Adhesion Dependence of the Electroplated Copper Electrodes on the Sputtering Condition of Transparent Conductive Indium Tin Oxide Layer for Silicon Heterojunction Solar Cells

Substituting copper for silver in electrodes is a promising approach to cut down the production costs of silicon heterojunction (SHJ) solar cells. Nevertheless, the adhesion between electroplated copper electrodes and transparent conductive oxide layers, like indium tin oxide (ITO) layers, is crucial for the reliable and stable operation of these solar cells.

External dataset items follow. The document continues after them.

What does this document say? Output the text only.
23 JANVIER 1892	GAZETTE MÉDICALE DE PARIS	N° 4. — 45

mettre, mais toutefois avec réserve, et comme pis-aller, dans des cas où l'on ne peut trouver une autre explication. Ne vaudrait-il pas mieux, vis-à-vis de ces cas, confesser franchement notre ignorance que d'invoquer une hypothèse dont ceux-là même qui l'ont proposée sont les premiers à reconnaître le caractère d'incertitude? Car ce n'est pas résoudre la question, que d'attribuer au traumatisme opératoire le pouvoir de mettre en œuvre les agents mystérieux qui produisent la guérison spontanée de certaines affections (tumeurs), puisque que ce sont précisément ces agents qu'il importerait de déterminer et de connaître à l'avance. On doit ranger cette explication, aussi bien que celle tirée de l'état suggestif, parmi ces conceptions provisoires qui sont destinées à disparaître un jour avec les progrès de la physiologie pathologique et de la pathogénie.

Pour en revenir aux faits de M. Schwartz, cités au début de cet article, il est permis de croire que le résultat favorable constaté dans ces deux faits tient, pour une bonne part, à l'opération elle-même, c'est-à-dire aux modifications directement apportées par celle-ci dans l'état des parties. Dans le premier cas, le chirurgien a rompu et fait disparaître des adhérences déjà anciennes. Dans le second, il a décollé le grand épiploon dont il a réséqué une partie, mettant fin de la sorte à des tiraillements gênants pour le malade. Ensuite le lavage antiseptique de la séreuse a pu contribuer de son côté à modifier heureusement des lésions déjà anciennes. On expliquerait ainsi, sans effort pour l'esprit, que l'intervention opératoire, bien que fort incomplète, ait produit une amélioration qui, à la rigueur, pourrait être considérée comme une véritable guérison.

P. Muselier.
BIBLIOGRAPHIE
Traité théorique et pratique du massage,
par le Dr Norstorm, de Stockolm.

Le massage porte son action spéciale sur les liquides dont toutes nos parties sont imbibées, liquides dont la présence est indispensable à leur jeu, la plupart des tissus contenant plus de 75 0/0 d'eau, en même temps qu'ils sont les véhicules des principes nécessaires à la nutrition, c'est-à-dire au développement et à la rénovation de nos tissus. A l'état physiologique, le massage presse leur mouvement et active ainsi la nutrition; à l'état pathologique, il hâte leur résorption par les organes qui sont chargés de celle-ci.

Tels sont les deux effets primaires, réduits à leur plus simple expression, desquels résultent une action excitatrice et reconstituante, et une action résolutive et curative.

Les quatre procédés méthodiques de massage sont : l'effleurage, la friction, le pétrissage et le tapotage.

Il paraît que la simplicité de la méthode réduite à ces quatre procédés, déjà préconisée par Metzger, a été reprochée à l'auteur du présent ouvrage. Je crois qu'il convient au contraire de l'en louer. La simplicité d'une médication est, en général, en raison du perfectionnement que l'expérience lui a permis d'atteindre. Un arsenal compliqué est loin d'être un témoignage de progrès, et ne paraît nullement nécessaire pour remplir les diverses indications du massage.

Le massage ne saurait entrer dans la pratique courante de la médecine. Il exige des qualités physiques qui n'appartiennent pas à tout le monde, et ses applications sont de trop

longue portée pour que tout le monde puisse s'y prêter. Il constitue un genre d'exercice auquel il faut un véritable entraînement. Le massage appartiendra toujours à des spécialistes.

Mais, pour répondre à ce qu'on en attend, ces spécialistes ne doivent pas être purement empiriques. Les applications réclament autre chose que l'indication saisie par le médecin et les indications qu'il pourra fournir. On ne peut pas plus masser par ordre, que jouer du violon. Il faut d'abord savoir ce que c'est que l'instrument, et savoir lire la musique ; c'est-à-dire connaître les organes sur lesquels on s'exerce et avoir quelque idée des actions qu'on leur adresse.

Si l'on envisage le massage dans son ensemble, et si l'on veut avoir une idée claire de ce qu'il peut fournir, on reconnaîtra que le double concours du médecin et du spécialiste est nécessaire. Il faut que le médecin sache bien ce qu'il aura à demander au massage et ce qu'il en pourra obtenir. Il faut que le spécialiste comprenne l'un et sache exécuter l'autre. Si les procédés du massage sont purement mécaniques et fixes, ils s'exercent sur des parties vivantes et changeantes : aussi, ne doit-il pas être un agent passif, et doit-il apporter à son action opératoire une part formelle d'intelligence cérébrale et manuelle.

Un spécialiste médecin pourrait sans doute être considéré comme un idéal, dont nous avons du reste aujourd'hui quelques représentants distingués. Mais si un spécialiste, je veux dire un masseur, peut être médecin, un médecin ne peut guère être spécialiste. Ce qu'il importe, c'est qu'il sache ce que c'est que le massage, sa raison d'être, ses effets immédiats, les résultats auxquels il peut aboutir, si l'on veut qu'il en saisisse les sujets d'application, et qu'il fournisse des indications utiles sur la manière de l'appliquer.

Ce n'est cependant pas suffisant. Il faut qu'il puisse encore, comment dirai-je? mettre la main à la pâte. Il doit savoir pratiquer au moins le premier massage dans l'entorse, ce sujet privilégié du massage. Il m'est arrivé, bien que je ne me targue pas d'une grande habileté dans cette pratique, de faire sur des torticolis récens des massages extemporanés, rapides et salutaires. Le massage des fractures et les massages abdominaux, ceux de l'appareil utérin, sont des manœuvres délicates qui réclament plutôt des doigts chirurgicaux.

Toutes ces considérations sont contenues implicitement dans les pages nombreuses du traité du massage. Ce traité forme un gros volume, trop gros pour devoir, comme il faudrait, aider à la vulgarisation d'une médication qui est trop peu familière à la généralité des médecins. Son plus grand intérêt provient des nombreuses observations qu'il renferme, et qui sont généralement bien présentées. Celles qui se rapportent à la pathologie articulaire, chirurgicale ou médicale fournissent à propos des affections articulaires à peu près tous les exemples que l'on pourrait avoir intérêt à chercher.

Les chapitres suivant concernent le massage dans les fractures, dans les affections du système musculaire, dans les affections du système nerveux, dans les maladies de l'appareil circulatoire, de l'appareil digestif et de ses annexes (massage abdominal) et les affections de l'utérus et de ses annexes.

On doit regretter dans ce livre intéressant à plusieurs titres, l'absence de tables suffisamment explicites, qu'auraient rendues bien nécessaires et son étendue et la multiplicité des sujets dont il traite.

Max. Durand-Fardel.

In this research, magnetron sputtering is utilized to fabricate ITO layers for the SHJ solar cells with electroplated copper electrodes and how the sputtering parameters influenced the performance of the solar cells, particularly the adhesion at the Cu/ITO interface, is explored. The results demonstrate that ITO layers deposited with high sputtering power density and low oxygen flow rate show high crystallinity and low oxygen content, which can contribute to the enhanced adhesion to the electroplated copper electrodes. Conversely, ITO layers made with low sputtering power density or high oxygen flow rate contain more oxygen and have a decreased corrosion resistance, which detrimentally affect the adhesion at the Cu/ITO interface. These findings provide an applicable way to fabricate the efficient and stable SHJ solar cells with electroplated copper electrodes by optimizing the ITO deposition.